A US appellate court on Aug 4 ruled to uphold dismissal of a lawsuit against the city of Glendale, California, which demanded the removal of a memorial statue dedicated to the approximately 200,000 Asian “comfort women” which were forced into sex slavery by the invading Japanese Army during World War II.
The statue, erected after the proclamation of “Comfort Women Day” by the city of Glendale on July 30, 2012, and the passing of US House of Representatives Resolution 121 on July 30, 2007, depicted a girl in Korean garb, a comfort woman, sitting next to an empty chair.
In recent years, Japanese right-wingers and Prime Minister Shinzo Abe’s cabinet have acted provocatively – adhering to the “nationalization” of China’s Diaoyu Islands, visiting the controversial Yasukuni Shrine which honors convicted war criminals among other war dead, and endorsing a reinterpretation of Japan’s Pacifist Constitution for the right to collective self-defense – actions that fueled international concerns that Japan might return to its militaristic past.
The statue in Glendale, said the organizers, will remind the Japanese government to face up to its wartime crimes, accept historical responsibility and seek reconciliation with its Asian neighbors.
Most importantly, it will help raise awareness in the international community so atrocities of this kind never happen again.
After the statue went up in 2013, Michiko Shitota Gingery, a Japanese-American, filed a lawsuit against the city of Glendale calling for removal of the 1,100-pound bronze sculpture, alleging it exceeded the city’s authority, infringed upon the federal government’s power to conduct foreign affairs and disrupted the US relationship with Japan.
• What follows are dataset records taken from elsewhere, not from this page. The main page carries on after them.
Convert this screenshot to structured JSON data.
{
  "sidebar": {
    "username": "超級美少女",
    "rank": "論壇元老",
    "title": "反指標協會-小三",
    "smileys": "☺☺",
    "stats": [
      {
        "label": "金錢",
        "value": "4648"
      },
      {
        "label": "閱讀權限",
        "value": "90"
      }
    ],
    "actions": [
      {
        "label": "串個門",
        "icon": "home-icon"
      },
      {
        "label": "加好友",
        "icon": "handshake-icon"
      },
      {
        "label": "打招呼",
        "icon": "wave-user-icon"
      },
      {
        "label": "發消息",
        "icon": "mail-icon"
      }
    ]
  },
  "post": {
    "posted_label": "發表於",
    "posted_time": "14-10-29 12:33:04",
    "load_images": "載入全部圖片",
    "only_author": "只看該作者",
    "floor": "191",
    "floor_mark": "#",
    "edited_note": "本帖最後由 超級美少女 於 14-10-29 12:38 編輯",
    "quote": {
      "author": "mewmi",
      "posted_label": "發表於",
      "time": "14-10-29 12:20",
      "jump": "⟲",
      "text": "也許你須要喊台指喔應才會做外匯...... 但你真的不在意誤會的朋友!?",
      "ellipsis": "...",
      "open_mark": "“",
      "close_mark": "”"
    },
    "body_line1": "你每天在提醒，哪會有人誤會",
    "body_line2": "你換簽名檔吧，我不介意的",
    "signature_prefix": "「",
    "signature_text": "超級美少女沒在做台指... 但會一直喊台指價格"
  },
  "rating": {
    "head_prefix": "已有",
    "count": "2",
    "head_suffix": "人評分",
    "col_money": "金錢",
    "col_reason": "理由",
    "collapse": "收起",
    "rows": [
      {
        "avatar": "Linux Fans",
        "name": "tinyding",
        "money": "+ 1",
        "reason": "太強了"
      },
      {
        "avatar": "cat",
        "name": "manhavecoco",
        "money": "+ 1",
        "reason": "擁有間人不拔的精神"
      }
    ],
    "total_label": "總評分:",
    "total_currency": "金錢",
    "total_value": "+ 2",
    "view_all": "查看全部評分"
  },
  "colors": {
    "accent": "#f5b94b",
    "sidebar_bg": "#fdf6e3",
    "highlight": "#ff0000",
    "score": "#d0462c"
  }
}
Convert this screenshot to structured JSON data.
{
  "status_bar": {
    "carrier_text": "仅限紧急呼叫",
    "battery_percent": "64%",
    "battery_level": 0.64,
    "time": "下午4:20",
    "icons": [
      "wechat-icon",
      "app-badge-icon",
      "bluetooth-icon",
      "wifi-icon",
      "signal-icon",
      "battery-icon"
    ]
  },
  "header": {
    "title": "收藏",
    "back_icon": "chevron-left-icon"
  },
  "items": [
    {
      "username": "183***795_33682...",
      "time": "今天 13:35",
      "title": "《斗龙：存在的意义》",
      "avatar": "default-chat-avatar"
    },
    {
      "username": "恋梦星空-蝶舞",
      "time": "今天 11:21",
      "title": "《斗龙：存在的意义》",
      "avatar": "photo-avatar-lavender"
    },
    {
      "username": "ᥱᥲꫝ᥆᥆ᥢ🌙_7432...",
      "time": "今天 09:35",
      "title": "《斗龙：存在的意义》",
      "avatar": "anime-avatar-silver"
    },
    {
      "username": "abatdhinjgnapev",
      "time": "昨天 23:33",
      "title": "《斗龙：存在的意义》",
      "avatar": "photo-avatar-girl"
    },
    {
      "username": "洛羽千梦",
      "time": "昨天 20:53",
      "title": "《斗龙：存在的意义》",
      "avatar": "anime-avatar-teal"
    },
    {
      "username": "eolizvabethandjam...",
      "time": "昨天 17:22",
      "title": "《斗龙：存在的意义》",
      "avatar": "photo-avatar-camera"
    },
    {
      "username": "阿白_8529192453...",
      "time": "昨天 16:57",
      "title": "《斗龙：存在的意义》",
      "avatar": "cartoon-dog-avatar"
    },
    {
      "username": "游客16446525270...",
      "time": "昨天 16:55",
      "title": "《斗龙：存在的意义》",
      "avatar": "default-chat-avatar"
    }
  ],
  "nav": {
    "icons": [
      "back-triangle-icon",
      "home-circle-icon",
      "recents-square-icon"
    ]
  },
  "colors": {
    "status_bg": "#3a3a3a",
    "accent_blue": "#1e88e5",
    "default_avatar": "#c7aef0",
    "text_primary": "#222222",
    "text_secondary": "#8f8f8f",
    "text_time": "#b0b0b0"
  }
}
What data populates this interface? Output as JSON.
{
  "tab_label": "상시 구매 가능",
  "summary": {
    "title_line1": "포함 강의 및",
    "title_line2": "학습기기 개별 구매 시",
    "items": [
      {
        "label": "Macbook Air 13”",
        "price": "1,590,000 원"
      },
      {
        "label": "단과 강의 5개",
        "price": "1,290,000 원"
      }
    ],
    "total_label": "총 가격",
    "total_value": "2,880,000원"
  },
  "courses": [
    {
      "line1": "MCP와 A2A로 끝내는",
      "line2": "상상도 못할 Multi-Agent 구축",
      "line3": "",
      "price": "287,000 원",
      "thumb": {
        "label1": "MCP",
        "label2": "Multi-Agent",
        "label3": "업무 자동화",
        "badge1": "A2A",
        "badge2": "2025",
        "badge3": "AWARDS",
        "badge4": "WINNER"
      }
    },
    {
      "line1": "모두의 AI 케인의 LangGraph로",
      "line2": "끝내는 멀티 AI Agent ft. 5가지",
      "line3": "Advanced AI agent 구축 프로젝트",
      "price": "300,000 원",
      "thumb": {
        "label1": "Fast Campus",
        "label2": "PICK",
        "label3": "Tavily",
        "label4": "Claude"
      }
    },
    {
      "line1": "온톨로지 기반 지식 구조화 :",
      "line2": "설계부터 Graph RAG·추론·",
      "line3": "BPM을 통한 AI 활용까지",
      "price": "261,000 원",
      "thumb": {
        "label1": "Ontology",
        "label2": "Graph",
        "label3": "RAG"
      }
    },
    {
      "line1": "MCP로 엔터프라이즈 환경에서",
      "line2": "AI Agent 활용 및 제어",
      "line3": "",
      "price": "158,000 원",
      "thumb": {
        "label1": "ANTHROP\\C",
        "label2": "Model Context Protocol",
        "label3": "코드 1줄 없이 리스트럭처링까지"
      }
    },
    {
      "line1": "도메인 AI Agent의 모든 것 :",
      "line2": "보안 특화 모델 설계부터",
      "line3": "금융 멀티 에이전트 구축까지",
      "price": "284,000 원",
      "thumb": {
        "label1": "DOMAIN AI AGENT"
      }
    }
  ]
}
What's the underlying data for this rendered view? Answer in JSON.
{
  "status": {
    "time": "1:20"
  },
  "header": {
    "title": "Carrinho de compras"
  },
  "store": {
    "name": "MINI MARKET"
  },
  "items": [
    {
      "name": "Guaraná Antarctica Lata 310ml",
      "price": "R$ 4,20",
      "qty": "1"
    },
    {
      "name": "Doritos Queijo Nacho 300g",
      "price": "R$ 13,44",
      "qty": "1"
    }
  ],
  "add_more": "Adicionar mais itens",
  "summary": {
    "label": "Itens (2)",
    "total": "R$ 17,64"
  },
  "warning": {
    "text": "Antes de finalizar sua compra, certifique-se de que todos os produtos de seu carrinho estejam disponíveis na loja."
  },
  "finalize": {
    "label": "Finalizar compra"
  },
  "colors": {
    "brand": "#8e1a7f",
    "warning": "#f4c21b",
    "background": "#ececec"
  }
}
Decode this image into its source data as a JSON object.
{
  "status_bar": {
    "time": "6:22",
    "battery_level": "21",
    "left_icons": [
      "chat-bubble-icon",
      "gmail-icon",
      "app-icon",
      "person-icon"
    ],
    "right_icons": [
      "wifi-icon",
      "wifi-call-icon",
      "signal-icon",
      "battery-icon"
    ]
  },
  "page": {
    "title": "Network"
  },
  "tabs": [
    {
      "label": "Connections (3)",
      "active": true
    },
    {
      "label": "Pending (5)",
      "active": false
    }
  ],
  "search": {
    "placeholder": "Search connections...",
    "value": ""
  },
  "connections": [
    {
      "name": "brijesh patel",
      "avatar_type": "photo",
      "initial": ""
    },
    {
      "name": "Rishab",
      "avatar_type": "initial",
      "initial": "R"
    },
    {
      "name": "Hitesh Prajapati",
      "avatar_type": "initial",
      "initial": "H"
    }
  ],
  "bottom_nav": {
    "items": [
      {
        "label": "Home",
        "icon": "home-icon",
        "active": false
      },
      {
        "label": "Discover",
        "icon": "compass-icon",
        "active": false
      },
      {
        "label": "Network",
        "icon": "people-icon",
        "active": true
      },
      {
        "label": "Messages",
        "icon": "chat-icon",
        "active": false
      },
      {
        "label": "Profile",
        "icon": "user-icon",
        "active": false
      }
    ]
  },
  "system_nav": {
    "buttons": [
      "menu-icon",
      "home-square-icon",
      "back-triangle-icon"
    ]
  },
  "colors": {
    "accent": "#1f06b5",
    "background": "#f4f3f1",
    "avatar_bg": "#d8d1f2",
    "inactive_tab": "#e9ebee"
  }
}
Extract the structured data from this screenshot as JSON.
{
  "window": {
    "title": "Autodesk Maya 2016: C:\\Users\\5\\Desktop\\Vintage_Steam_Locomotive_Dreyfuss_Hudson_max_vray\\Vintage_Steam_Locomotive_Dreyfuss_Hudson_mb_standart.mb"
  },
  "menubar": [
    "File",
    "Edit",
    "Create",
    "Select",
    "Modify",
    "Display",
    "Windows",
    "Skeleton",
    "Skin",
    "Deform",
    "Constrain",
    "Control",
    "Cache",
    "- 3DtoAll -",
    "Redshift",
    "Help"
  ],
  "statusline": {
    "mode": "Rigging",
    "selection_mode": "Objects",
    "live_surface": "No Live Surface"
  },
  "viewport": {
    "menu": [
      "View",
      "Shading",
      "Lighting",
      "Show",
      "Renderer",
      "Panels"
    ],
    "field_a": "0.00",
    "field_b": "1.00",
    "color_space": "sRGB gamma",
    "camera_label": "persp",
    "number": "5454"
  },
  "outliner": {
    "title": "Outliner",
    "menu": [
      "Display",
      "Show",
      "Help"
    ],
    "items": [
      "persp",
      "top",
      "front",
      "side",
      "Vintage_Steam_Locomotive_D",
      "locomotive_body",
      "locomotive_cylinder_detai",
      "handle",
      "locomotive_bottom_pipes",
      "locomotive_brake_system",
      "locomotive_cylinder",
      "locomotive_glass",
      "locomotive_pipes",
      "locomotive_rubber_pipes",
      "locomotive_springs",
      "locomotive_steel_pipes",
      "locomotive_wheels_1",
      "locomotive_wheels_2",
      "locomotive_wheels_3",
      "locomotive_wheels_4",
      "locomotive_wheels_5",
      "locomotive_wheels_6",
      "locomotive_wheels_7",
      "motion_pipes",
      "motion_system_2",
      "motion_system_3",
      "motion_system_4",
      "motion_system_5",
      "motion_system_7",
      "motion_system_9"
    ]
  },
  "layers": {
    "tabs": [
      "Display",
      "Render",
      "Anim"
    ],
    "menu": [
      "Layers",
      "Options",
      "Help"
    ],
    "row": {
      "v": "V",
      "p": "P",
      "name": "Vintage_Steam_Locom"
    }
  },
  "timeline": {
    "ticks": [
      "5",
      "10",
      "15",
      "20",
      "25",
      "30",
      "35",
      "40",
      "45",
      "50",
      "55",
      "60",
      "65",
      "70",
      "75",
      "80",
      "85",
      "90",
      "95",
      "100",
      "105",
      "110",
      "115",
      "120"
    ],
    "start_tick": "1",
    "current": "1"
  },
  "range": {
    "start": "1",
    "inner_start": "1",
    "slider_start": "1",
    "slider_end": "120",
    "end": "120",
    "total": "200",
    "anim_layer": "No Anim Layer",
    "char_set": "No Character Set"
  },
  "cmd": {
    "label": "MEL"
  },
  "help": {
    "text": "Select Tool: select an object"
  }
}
She was backed by several members of Japan’s House of Representatives.
I can’t help but question Gingery’s intention. I met several surviving comfort women – who are now in their 80s and 90s – in San Francisco last year when they flew from Korea to tell their stories at a meeting of the board of supervisors of San Francisco. The supervisors were meeting to discuss whether the city of San Francisco should agree to the construction of a comfort women memorial.
What the women suffered at a very young age was a nightmare. They are living testimonials to Japanese wartime crimes, violation of human rights and atrocities inflicted upon innocent civilians.
Ninth Circuit Court of Appeals Judge Kim McLane Wardlaw, in Pasadena, wrote in the ruling Thursday that the statue’s intent was to advocate against “violations of human rights” and therefore was “well within the traditional responsibilities of (US) state and local governments.”
“Here, by dedicating a local monument to the plight of the comfort women in World War II, Glendale has joined a long list of other American cities that have likewise used public monuments to express their views on events beyond our borders,” Wardlaw wrote.
In the 23-page ruling, Wardlaw upheld the finding in late 2014 by the US District Court for the Central District of California about the case that “plaintiffs had not plausibly claimed that Glendale’s actions were preempted under the foreign affairs doctrine,” and “the District Court properly dismissed Plaintiffs’ preemption claims.”
During World War II, the Japanese army forced more than 200,000 Asian and Dutch women to act as sex slaves for their soldiers.
Over the decades the Japanese government has continued to deny the existence of “comfort women” and called the issue a “fabrication.”
Anyone who denies, distorts or glosses over a history of savagery and aggression should find no place among the peace-loving people of the world.
Instead, we should always remember history’s truths, memorialize the dead and comfort the wounded.